All roads lead to Nairobi in the week beginning 21 January as international mediation efforts resume to try to resolve the three-week crisis in Kenya sparked by the disputed presidential elections of 27 December.

New talks will be led by a team of eminent Africans headed by former United Nations secretary general Kofi Annan. Other members of the team are former Tanzanian president Benjamin Mkapa and Graca Machel, wife of former South African President Nelson Mandela, who are held in high esteem by the main opposition party Orange Democratic Movement (ODM) and their supporters.

The Ugandan president Yuweri Museveni, who doubles as the chairman of the East African Community and also of the Commonwealth, is also expected to help in the mediation efforts.

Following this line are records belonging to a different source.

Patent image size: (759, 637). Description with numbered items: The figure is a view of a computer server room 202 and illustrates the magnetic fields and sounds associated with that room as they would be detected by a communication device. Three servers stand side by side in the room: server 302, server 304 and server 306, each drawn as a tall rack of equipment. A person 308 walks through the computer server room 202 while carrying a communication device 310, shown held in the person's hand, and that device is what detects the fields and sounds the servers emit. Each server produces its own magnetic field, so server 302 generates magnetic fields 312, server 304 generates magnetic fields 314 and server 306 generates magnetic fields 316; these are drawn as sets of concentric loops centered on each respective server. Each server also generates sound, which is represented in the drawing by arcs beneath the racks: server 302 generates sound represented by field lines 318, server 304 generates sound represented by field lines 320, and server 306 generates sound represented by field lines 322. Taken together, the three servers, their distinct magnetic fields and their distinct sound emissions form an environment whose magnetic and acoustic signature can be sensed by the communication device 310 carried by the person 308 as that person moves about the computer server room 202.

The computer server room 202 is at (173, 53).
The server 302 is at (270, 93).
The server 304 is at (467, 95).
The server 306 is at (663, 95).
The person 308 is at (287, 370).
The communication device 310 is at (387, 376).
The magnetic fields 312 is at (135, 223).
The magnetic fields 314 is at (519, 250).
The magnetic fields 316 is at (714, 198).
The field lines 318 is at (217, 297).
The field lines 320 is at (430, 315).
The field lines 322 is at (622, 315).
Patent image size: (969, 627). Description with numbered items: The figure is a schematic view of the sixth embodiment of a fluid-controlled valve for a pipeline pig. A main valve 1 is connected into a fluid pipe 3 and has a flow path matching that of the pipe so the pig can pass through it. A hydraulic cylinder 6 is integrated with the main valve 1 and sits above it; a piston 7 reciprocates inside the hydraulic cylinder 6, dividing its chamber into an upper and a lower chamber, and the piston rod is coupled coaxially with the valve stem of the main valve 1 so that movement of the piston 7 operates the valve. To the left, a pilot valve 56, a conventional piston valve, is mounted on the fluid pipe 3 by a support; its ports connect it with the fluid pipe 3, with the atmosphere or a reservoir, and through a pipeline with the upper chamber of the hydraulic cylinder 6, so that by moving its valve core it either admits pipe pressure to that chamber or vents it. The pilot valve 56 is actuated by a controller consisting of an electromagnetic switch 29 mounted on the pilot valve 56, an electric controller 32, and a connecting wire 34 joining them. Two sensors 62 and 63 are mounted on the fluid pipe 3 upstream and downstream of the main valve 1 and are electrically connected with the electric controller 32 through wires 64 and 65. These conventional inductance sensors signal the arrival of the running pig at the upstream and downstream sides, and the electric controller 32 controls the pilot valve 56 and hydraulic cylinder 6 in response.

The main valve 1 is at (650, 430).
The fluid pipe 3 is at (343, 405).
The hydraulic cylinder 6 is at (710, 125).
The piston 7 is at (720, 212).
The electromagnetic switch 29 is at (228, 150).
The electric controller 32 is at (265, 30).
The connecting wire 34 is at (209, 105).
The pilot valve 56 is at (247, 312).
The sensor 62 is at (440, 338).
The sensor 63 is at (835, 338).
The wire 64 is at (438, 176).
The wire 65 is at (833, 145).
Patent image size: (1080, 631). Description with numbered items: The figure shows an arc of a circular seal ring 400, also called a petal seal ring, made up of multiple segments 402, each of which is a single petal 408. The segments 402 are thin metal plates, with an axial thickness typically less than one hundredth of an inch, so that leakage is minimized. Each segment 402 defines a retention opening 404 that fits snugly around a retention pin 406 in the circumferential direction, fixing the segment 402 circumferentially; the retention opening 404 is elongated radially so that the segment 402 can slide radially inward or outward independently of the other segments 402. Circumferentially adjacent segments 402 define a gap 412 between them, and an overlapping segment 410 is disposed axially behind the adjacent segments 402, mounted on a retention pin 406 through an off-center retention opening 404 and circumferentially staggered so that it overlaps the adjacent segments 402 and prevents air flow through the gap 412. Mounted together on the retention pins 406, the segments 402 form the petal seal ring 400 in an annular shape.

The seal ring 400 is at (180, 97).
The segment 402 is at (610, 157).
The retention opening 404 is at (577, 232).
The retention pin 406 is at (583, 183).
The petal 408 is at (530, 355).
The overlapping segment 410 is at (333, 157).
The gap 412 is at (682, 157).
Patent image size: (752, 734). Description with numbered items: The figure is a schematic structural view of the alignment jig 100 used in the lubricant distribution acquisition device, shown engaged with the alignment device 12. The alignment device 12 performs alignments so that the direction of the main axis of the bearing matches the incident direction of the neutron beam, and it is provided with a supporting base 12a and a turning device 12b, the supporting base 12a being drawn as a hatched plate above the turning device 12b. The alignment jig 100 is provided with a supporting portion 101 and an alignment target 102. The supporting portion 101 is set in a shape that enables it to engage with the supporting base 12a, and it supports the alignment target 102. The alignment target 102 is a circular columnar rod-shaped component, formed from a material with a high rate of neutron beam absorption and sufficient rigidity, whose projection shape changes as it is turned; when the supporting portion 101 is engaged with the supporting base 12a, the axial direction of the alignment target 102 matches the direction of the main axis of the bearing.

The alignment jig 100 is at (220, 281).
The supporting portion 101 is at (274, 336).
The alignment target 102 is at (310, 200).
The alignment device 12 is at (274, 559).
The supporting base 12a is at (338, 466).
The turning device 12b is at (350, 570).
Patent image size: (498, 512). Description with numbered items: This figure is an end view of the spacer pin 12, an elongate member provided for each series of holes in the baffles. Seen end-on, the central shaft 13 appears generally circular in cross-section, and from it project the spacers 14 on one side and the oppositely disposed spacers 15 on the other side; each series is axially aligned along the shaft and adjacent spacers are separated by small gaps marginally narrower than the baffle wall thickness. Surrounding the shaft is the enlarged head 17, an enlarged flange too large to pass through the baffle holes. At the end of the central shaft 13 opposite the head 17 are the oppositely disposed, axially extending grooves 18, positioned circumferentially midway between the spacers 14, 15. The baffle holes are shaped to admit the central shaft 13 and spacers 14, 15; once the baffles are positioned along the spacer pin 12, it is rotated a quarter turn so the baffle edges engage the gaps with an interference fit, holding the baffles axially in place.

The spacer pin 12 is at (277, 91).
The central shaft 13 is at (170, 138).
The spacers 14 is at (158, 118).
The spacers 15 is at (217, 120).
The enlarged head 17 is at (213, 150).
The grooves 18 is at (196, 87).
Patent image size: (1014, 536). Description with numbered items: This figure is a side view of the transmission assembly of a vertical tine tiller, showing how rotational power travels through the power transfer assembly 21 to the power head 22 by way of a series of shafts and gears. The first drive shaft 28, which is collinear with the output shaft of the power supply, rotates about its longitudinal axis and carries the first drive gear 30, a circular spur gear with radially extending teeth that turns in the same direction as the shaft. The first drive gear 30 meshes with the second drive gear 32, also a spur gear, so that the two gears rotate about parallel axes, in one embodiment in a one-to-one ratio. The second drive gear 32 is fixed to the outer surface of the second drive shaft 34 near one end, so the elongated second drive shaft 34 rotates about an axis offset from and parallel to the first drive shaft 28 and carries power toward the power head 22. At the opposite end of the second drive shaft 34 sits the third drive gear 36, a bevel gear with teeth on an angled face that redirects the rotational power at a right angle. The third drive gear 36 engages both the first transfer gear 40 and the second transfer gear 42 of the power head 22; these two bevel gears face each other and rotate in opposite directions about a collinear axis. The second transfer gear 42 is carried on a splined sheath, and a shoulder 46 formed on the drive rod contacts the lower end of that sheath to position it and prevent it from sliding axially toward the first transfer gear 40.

However, he is likely to get a cold reception from ODM leaders for being the only African head of state to congratulate Mwai Kibaki of the Party of National Unity (PNU) after he was declared the winner by the Electoral Commission of Kenya on 30 December. The ECK boss, Samuel Kivuitu, has since said that he still does not know who really won the most closely contested polls in the country's 43-year history.

African Union chairman and president of Ghana John Kufuor, South African Nobel Peace prize winner, the Anglican Arhbishop Desmond Tutu, and European Union development commissioner Louis Michel have already visited Kenya and held separate talks with the protagonists of the crisis, Kibaki and his defeated rival Raila Odinga of ODM, who believes the polls were rigged.

Recent mass protests by ODM have cost the country billions of shillings in lost revenue, wasted manhours and bad press locally and internationally.

The United States, the European Union and the United Kingdom have all threatened to impose sanctions on Kenya unless the crisis is resolved soon. Last week, the situation was debated by the European parliament and the British House of Commons.